L’Unione dei Comuni delle Terre d’Argine ha un Fondo per i risarcimenti alle vittime di reati predatori. Beneficiari delle risorse del Fondo potranno essere i cittadini residenti dei quattro Comuni nell’Unione che siano rimasti vittime di reati predatori (ad esempio furto in casa, scippo, borseggio, ecc…), consumati all’interno ma anche al di fuori del territorio della stessa. Anche gli studenti iscritti nelle scuole con sede nell’Unione e coloro che prestano la propria attività professionale e lavorativa in modo prevalente nel medesimo territorio, ma non sono residenti/domiciliati in uno dei quattro Comuni facenti parte dell’ente associato potranno beneficiare di questa iniziativa. In questo caso i reati dovranno però essere stati commessi ai loro danni all’interno del territorio dell’Unione. Per le ultime settimane del 2017 sono state stanziate risorse pari a 5000 euro, cifra che verrà ovviamente aumentata per l’anno 2018.
L’assessore alla Sicurezza dell’Unione Roberto Solomita spiega che questo Fondo è il primo tassello di una serie di azioni che l’ente intende portare avanti e ispirato ad un’iniziativa simile avviata a Modena alcuni anni fa. “Ritengo positivo il lavoro fatto in Commissione consiliare per arrivare a modificare di comune accordo il testo degli articoli del Regolamento – spiega – e strategico avere coinvolto l’Associazione Controllo del Vicinato per coadiuvarci su questo tema; così come è importante l’aver previsto di risarcire anche le spese per il supporto psicologico alle vittime dei reati predatori. Alla base del nostro approccio vi è un’idea di sicurezza partecipata a garanzia della coesione sociale”.
Per normare la materia e definire caratteristiche e finalità del Fondo è stato definito nei mesi scorsi un Regolamento, uno strumento necessario per stabilire come dar luogo al risarcimento da parte dell’ente associato a chi ne dovesse far richiesta. Nel Regolamento si prevede tra l’altro che si arrivi a sottoscrivere un Protocollo d’intesa per la gestione degli sportelli di aiuto alle vittime gestiti dall’Associazione del Controllo del Vicinato-sezione delle Terre D’Argine, che da settembre ha una sede a Carpi.

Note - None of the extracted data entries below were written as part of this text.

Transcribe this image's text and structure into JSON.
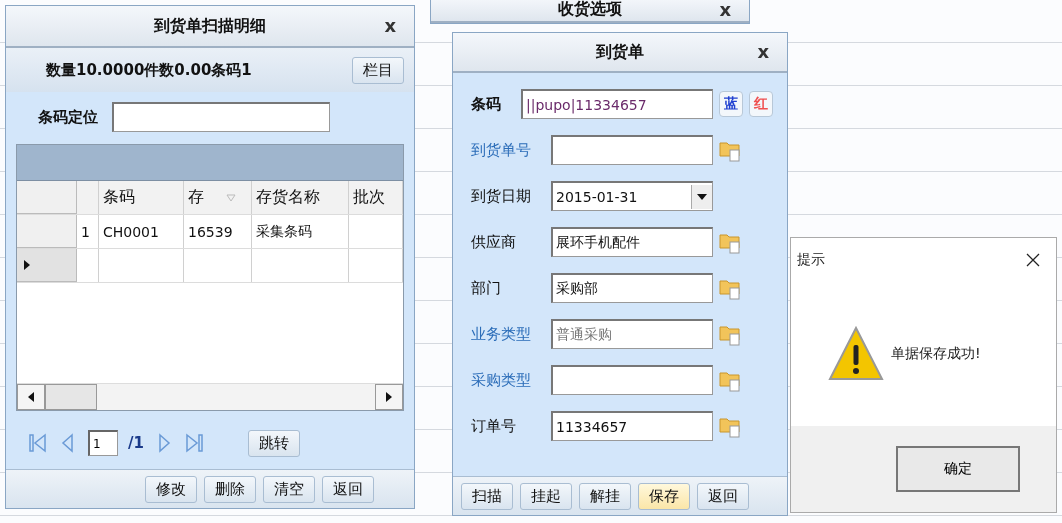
{
  "back_window": {
    "title": "收货选项",
    "close": "x"
  },
  "scan_detail": {
    "title": "到货单扫描明细",
    "close": "x",
    "summary": "数量10.0000件数0.00条码1",
    "columns_button": "栏目",
    "locate_label": "条码定位",
    "grid": {
      "columns": [
        "条码",
        "存",
        "存货名称",
        "批次"
      ],
      "rows": [
        {
          "number": "1",
          "cells": [
            "CH0001",
            "16539",
            "采集条码",
            ""
          ],
          "current": false
        },
        {
          "number": "",
          "cells": [
            "",
            "",
            "",
            ""
          ],
          "current": true
        }
      ]
    },
    "pager": {
      "page": "1",
      "total": "/1",
      "jump": "跳转"
    },
    "buttons": [
      "修改",
      "删除",
      "清空",
      "返回"
    ]
  },
  "arrival": {
    "title": "到货单",
    "close": "x",
    "barcode_label": "条码",
    "barcode_value": "||pupo|11334657",
    "mark_buttons": [
      "蓝",
      "红"
    ],
    "fields": [
      {
        "label": "到货单号",
        "kind": "lookup",
        "link": true,
        "disabled": false
      },
      {
        "label": "到货日期",
        "value": "2015-01-31",
        "kind": "date",
        "link": false,
        "disabled": false
      },
      {
        "label": "供应商",
        "value": "展环手机配件",
        "kind": "lookup",
        "link": false,
        "disabled": false
      },
      {
        "label": "部门",
        "value": "采购部",
        "kind": "lookup",
        "link": false,
        "disabled": false
      },
      {
        "label": "业务类型",
        "value": "普通采购",
        "kind": "lookup",
        "link": true,
        "disabled": true
      },
      {
        "label": "采购类型",
        "kind": "lookup",
        "link": true,
        "disabled": false
      },
      {
        "label": "订单号",
        "value": "11334657",
        "kind": "lookup",
        "link": false,
        "disabled": false
      }
    ],
    "buttons": [
      {
        "label": "扫描",
        "default": false
      },
      {
        "label": "挂起",
        "default": false
      },
      {
        "label": "解挂",
        "default": false
      },
      {
        "label": "保存",
        "default": true
      },
      {
        "label": "返回",
        "default": false
      }
    ]
  },
  "message_box": {
    "title": "提示",
    "message": "单据保存成功!",
    "ok": "确定"
  }
}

Il Fondo rimborserà le spese sostenute dalle vittime per i danni materiali (ad esempio per la riparazione di serrature, porte o infissi, il rifacimento di chiavi, la duplicazione di documenti, ecc…) e fornendo supporto psicologico: il tutto fino ad un massimo di 300 euro (cumulabili) di rimborso. Lo sportello Sicuri Insieme aperto in via Tre Febbraio 1 a Carpi, presso la sede della Polizia Municipale, è il luogo dove i componenti dell’Associazione del Controllo del Vicinato-sezione delle Terre d’Argine possono ricevere le domande e dare informazioni e consulenza ai cittadini che intendessero chiedere un risarcimento e ne avessero i requisiti. Altri indirizzi utili sono gli Uffici Amministrativi della Polizia Municipale di Carpi o i Presidi territoriali della Polizia Municipale nei quattro Comuni dell’Unione La domanda si potrà presentare anche via e-mail, sempre entro 90 giorni dalla denuncia alle forze dell’ordine, all’indirizzo . I moduli per richiedere il risarcimento sono reperibili sia sul sito internet dell’Unione delle Terre d’Argine che su quelli dei quattro Comuni facenti parte dell’ente associato.

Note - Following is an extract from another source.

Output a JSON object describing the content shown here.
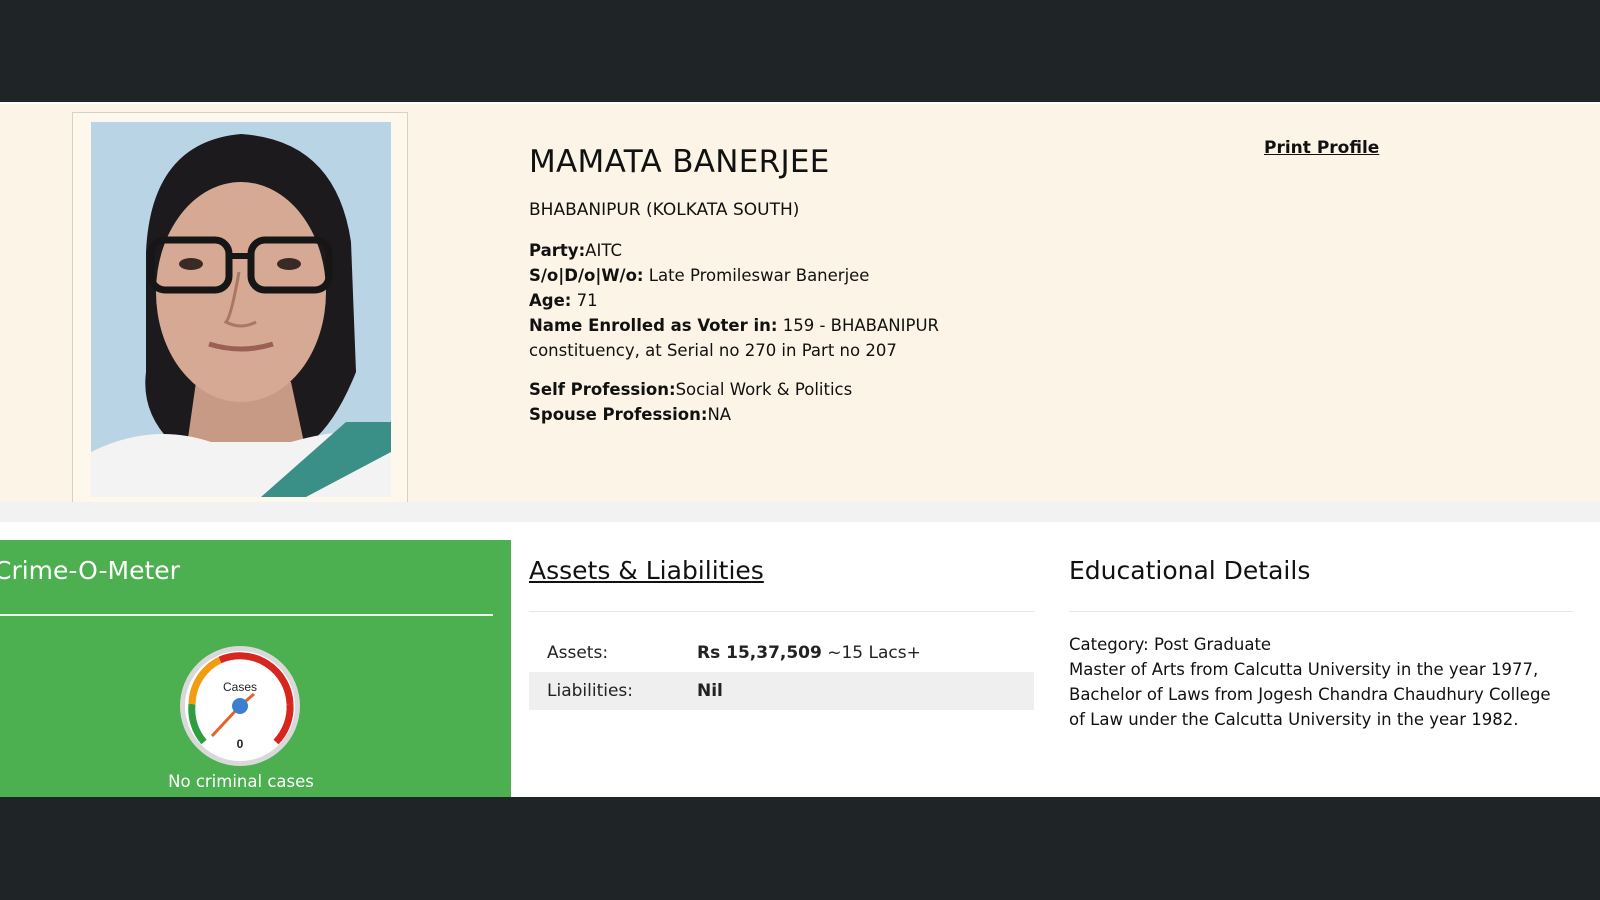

Entro 60 giorni dalla presentazione della domanda arriverà da parte della Polizia Municipale dell’Unione a chi ne avrà fatto richiesta e avrà presentato i documenti necessari la conferma (o il diniego) della liquidazione del risarcimento del danno subito.
Nel corso del Consiglio dell’Unione delle Terre d’Argine del 27 settembre scorso il Regolamento sul Fondo per le vittime di reati è stato approvato all’unanimità.